Спрашивается, почему бы ей сразу, без всяких затей, не прибегнуть к этой несложной операции. Поди заберись в подчас заковыристые извилины цветоголовых. Быть может, за этим поразительным обманом стоят какие-то сложные женские фантазии, таинственный замысел, извращенность чаровницы, которая, щеголяя своими совершенными прелестями, непременно крутит «динамо».

Лоно, выстланное цветами

Колонии мелких цветочков без венчика — с таким убранством смоква решительно не в силах тягаться с соперницами, цветущими одна пышнее другой. Более того, ее цветки, и без того сущие крохи, лишают себя последнего шанса, замуровавшись в подобие урн, которые, хоть и походят на погребальные, с равным успехом укрывают их от ненастья и от нескромных взглядов. Эти маленькие, скругленные с боков амфоры теряются в гуще крупных кожистых листьев с чуть ворсистым, шероховатым на ощупь исподом и явными прожилками.

Надрежем лезвием бритвы одну из этих амфор, или, по-научному, сикониумов. И первым делом отметим, что с противоположной от стебелька стороны в ней имеется отверстие (устьичная щель). Стало быть, это мясистое цветоложе, обнесенное высокой монастырской оградой, не замуровано наглухо: в нем оставлен проход для посетителей, точно узкая трахея, позволяющая дышать.

Изнутри полость выстлана мужскими и женскими цветками. У мужских цветков имеется по три тычинки, у женских — завязь, над которой возвышается пестик с коротким либо же длинным столбиком. Даже приоткрытое, вместилище это — не следует забывать, что обыкновенно оно погружено во мрак, — кажется, сохраняет полную сокровенность своих законов и отношений в недрах цветочной колонии.

Тугие гирьки, которые повиснут на ветках позднее, на самом деле не что иное, как видоизменившиеся соцветия, те самые урны, постепенно облекшиеся мякотью. А настоящими плодами являются зернышки, скрипящие на зубах, когда по осени, плотоядно причмокивая, мы со смаком вгрызаемся в смокву, — по зернышку из каждого оплодотворенного цветка. Исполинское детище для таких лилипутов, смоква, налитая до безупречной округлости, по форме как будто напоминает тестикулу, но при более пристальном рассмотрении обнаруживает глубоко женственную природу. Тепло и влажно рдеет — между розовым и нежно-алым — неизменно полая сердцевина. Под лупой она раскрывается, точно жеода, являя взору свои коралловые популяции. Увенчанные светлыми зернышками волоконца будто зыбятся в красноватом мареве, сливаясь в одну густую, вязкую, студенистую сладость.

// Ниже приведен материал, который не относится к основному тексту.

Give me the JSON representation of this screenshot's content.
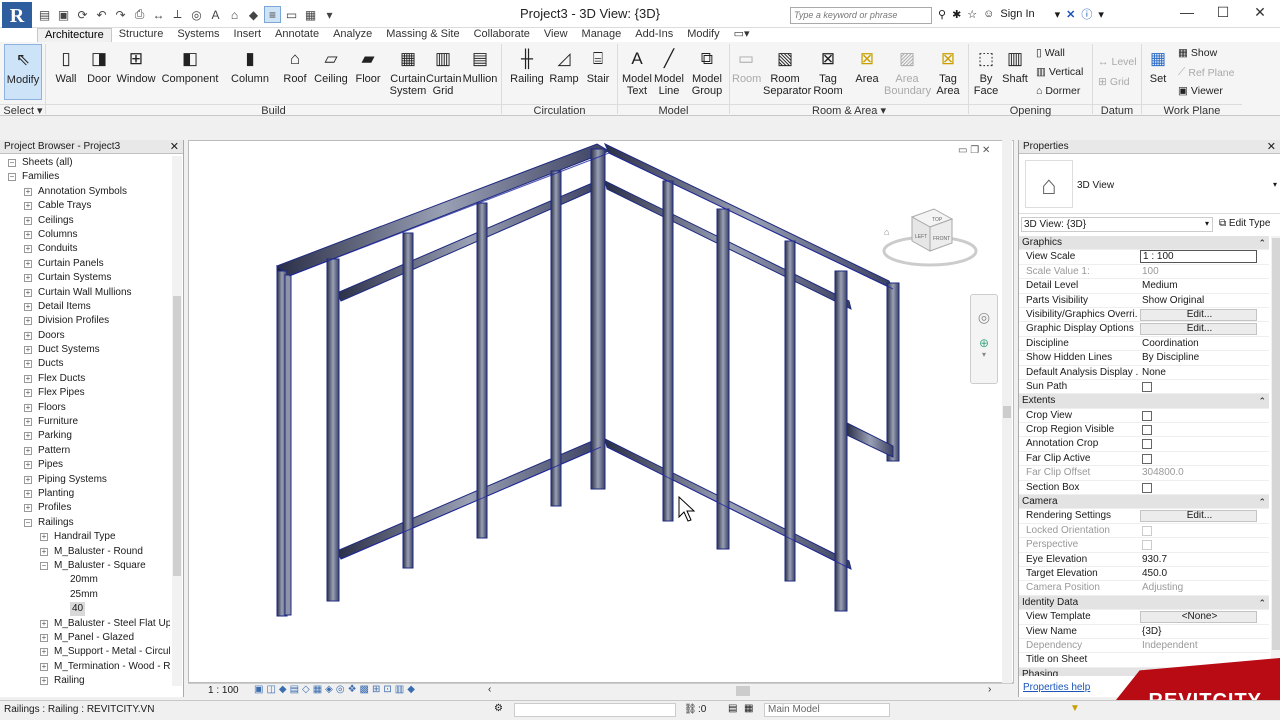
{
  "app": {
    "title": "Project3 - 3D View: {3D}",
    "logo": "R"
  },
  "titlebar": {
    "search_placeholder": "Type a keyword or phrase",
    "sign_in": "Sign In"
  },
  "tabs": [
    "Architecture",
    "Structure",
    "Systems",
    "Insert",
    "Annotate",
    "Analyze",
    "Massing & Site",
    "Collaborate",
    "View",
    "Manage",
    "Add-Ins",
    "Modify"
  ],
  "ribbon": {
    "tools": {
      "modify": "Modify",
      "wall": "Wall",
      "door": "Door",
      "window": "Window",
      "component": "Component",
      "column": "Column",
      "roof": "Roof",
      "ceiling": "Ceiling",
      "floor": "Floor",
      "curtain_system": "Curtain\nSystem",
      "curtain_grid": "Curtain\nGrid",
      "mullion": "Mullion",
      "railing": "Railing",
      "ramp": "Ramp",
      "stair": "Stair",
      "model_text": "Model\nText",
      "model_line": "Model\nLine",
      "model_group": "Model\nGroup",
      "room": "Room",
      "room_separator": "Room\nSeparator",
      "tag_room": "Tag\nRoom",
      "area": "Area",
      "area_boundary": "Area\nBoundary",
      "tag_area": "Tag\nArea",
      "by_face": "By\nFace",
      "shaft": "Shaft",
      "set": "Set"
    },
    "small": {
      "wall": "Wall",
      "vertical": "Vertical",
      "dormer": "Dormer",
      "level": "Level",
      "grid": "Grid",
      "show": "Show",
      "ref_plane": "Ref Plane",
      "viewer": "Viewer"
    },
    "panels": {
      "select": "Select",
      "build": "Build",
      "circulation": "Circulation",
      "model": "Model",
      "room_area": "Room & Area",
      "opening": "Opening",
      "datum": "Datum",
      "work_plane": "Work Plane"
    }
  },
  "browser": {
    "title": "Project Browser - Project3",
    "items": [
      {
        "label": "Sheets (all)",
        "level": 0,
        "exp": "-"
      },
      {
        "label": "Families",
        "level": 0,
        "exp": "-"
      },
      {
        "label": "Annotation Symbols",
        "level": 1,
        "exp": "+"
      },
      {
        "label": "Cable Trays",
        "level": 1,
        "exp": "+"
      },
      {
        "label": "Ceilings",
        "level": 1,
        "exp": "+"
      },
      {
        "label": "Columns",
        "level": 1,
        "exp": "+"
      },
      {
        "label": "Conduits",
        "level": 1,
        "exp": "+"
      },
      {
        "label": "Curtain Panels",
        "level": 1,
        "exp": "+"
      },
      {
        "label": "Curtain Systems",
        "level": 1,
        "exp": "+"
      },
      {
        "label": "Curtain Wall Mullions",
        "level": 1,
        "exp": "+"
      },
      {
        "label": "Detail Items",
        "level": 1,
        "exp": "+"
      },
      {
        "label": "Division Profiles",
        "level": 1,
        "exp": "+"
      },
      {
        "label": "Doors",
        "level": 1,
        "exp": "+"
      },
      {
        "label": "Duct Systems",
        "level": 1,
        "exp": "+"
      },
      {
        "label": "Ducts",
        "level": 1,
        "exp": "+"
      },
      {
        "label": "Flex Ducts",
        "level": 1,
        "exp": "+"
      },
      {
        "label": "Flex Pipes",
        "level": 1,
        "exp": "+"
      },
      {
        "label": "Floors",
        "level": 1,
        "exp": "+"
      },
      {
        "label": "Furniture",
        "level": 1,
        "exp": "+"
      },
      {
        "label": "Parking",
        "level": 1,
        "exp": "+"
      },
      {
        "label": "Pattern",
        "level": 1,
        "exp": "+"
      },
      {
        "label": "Pipes",
        "level": 1,
        "exp": "+"
      },
      {
        "label": "Piping Systems",
        "level": 1,
        "exp": "+"
      },
      {
        "label": "Planting",
        "level": 1,
        "exp": "+"
      },
      {
        "label": "Profiles",
        "level": 1,
        "exp": "+"
      },
      {
        "label": "Railings",
        "level": 1,
        "exp": "-"
      },
      {
        "label": "Handrail Type",
        "level": 2,
        "exp": "+"
      },
      {
        "label": "M_Baluster - Round",
        "level": 2,
        "exp": "+"
      },
      {
        "label": "M_Baluster - Square",
        "level": 2,
        "exp": "-"
      },
      {
        "label": "20mm",
        "level": 3,
        "exp": ""
      },
      {
        "label": "25mm",
        "level": 3,
        "exp": ""
      },
      {
        "label": "40",
        "level": 3,
        "exp": "",
        "sel": true
      },
      {
        "label": "M_Baluster - Steel Flat Upric",
        "level": 2,
        "exp": "+"
      },
      {
        "label": "M_Panel - Glazed",
        "level": 2,
        "exp": "+"
      },
      {
        "label": "M_Support - Metal - Circula",
        "level": 2,
        "exp": "+"
      },
      {
        "label": "M_Termination - Wood - Re",
        "level": 2,
        "exp": "+"
      },
      {
        "label": "Railing",
        "level": 2,
        "exp": "+"
      }
    ]
  },
  "viewcube": {
    "top": "TOP",
    "left": "LEFT",
    "front": "FRONT"
  },
  "view_status": {
    "scale": "1 : 100"
  },
  "properties": {
    "title": "Properties",
    "type_name": "3D View",
    "selector": "3D View: {3D}",
    "edit_type": "Edit Type",
    "rows": [
      {
        "cat": "Graphics"
      },
      {
        "k": "View Scale",
        "v": "1 : 100",
        "t": "input"
      },
      {
        "k": "Scale Value    1:",
        "v": "100",
        "dis": true
      },
      {
        "k": "Detail Level",
        "v": "Medium"
      },
      {
        "k": "Parts Visibility",
        "v": "Show Original"
      },
      {
        "k": "Visibility/Graphics Overri...",
        "v": "Edit...",
        "t": "btn"
      },
      {
        "k": "Graphic Display Options",
        "v": "Edit...",
        "t": "btn"
      },
      {
        "k": "Discipline",
        "v": "Coordination"
      },
      {
        "k": "Show Hidden Lines",
        "v": "By Discipline"
      },
      {
        "k": "Default Analysis Display ...",
        "v": "None"
      },
      {
        "k": "Sun Path",
        "t": "cb"
      },
      {
        "cat": "Extents"
      },
      {
        "k": "Crop View",
        "t": "cb"
      },
      {
        "k": "Crop Region Visible",
        "t": "cb"
      },
      {
        "k": "Annotation Crop",
        "t": "cb"
      },
      {
        "k": "Far Clip Active",
        "t": "cb"
      },
      {
        "k": "Far Clip Offset",
        "v": "304800.0",
        "dis": true
      },
      {
        "k": "Section Box",
        "t": "cb"
      },
      {
        "cat": "Camera"
      },
      {
        "k": "Rendering Settings",
        "v": "Edit...",
        "t": "btn"
      },
      {
        "k": "Locked Orientation",
        "t": "cb",
        "dis": true
      },
      {
        "k": "Perspective",
        "t": "cb",
        "dis": true
      },
      {
        "k": "Eye Elevation",
        "v": "930.7"
      },
      {
        "k": "Target Elevation",
        "v": "450.0"
      },
      {
        "k": "Camera Position",
        "v": "Adjusting",
        "dis": true
      },
      {
        "cat": "Identity Data"
      },
      {
        "k": "View Template",
        "v": "<None>",
        "t": "btn"
      },
      {
        "k": "View Name",
        "v": "{3D}"
      },
      {
        "k": "Dependency",
        "v": "Independent",
        "dis": true
      },
      {
        "k": "Title on Sheet",
        "v": ""
      },
      {
        "cat": "Phasing"
      }
    ],
    "help": "Properties help"
  },
  "status": {
    "text": "Railings : Railing : REVITCITY.VN",
    "zero": ":0",
    "model": "Main Model"
  },
  "watermark": "REVITCITY"
}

Но вернемся к урне-соцветию, к этому почти запаянному сосуду, где по секрету от всего света в полном безмолвии вершатся таинства любви и смерти.

Обреченные на затворничество, неспособные коснуться друг друга, дабы свершилось опыление, цветки инжира источают через связное окошечко тонкий изысканный аромат, на который возлагают все свои надежды. Вверенное прихотливому ветерку, струясь и развеиваясь, это душистое послание должно всенепременно и неодолимо привлечь микроскопическое насекомое из семейства перепончатокрылых, нареченное несколько варварским — или демоническим — именем Бластофага.